Published: Thursday, February 25, 2010

Updated: Thursday, February 25, 2010

The petty and annoying discourse surrounding Proposition 8 was foreshadowed by the inappropriate legal challenges launched by supporters before it was even approved for the Nov. 2008 ballot. As soon as the petition signatures were certified, the television ads began. Both sides of the debate raised about $40 million and saturated the airwaves with paranoid and inaccurate commercials. Depending on who you asked, banning, or constitutionally enshrining, same-sex marriage would result in catastrophe, human sacrifice, cats and dogs living together, mass hysteria and so on and so forth.

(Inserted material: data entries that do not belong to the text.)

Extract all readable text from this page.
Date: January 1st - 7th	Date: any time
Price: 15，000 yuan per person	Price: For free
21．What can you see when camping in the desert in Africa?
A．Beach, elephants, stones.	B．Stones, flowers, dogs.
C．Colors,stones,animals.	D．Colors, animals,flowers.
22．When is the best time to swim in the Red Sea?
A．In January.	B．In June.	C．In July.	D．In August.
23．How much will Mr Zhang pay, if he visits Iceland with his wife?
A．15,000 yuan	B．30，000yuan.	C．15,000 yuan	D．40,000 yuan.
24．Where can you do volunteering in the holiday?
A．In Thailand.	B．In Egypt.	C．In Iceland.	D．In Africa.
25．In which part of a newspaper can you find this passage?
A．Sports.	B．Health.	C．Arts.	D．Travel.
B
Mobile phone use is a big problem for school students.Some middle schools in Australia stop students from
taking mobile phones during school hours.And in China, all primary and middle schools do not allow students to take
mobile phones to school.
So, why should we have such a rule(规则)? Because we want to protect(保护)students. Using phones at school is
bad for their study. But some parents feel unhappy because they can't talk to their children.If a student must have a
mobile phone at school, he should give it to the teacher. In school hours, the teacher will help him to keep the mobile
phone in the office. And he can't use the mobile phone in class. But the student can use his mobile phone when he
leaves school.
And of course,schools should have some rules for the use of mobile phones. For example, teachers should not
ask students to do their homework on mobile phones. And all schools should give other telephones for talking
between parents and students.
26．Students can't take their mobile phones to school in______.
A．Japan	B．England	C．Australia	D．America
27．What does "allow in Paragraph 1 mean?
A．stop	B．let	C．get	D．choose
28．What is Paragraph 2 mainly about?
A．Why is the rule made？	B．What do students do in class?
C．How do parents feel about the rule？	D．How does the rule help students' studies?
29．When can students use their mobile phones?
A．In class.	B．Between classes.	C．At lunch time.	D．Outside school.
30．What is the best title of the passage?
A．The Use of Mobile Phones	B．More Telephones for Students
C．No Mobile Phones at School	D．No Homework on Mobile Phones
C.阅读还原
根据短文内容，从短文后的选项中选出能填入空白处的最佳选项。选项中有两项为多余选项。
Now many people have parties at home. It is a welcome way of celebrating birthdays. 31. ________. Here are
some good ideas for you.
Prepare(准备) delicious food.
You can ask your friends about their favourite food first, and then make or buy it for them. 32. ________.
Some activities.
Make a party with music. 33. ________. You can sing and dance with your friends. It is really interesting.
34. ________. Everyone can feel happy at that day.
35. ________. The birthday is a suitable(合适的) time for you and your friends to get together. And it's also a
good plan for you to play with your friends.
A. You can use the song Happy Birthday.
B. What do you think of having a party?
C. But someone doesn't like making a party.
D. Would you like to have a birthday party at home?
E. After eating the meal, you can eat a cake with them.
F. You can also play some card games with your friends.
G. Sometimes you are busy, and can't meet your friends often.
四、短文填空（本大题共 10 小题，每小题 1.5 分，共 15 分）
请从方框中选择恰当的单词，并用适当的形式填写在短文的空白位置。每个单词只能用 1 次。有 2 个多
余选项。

 Ads funded by proponents argued that allowing same-sex marriage would make churches lose tax-exempt status, expose citizens to lawsuits for their private moral beliefs and require government-run schools to transform innocent eight-year-olds into full-fledged homosexuals. The ads produced by opponents were equally childish. One featured Mormon missionaries breaking into a gay couple’s home to steal wedding rings and destroy legal documents, while another trotted out “Desperate Housewives” and “Pussycat Dolls” to lecture viewers about “fundamental rights.” The ads ran day and night on every channel, over and over.
 The protests were equally obnoxious and pointless. Supporters and opponents of Proposition 8 would line up on opposite sides of the street and yell at each other for hours on end. The single most futile and unpleasant local event was the march led by opponents down both sides of University Avenue, blocking traffic for hours, several days after the proposition had already passed. Similarly useless protests occurred around the state.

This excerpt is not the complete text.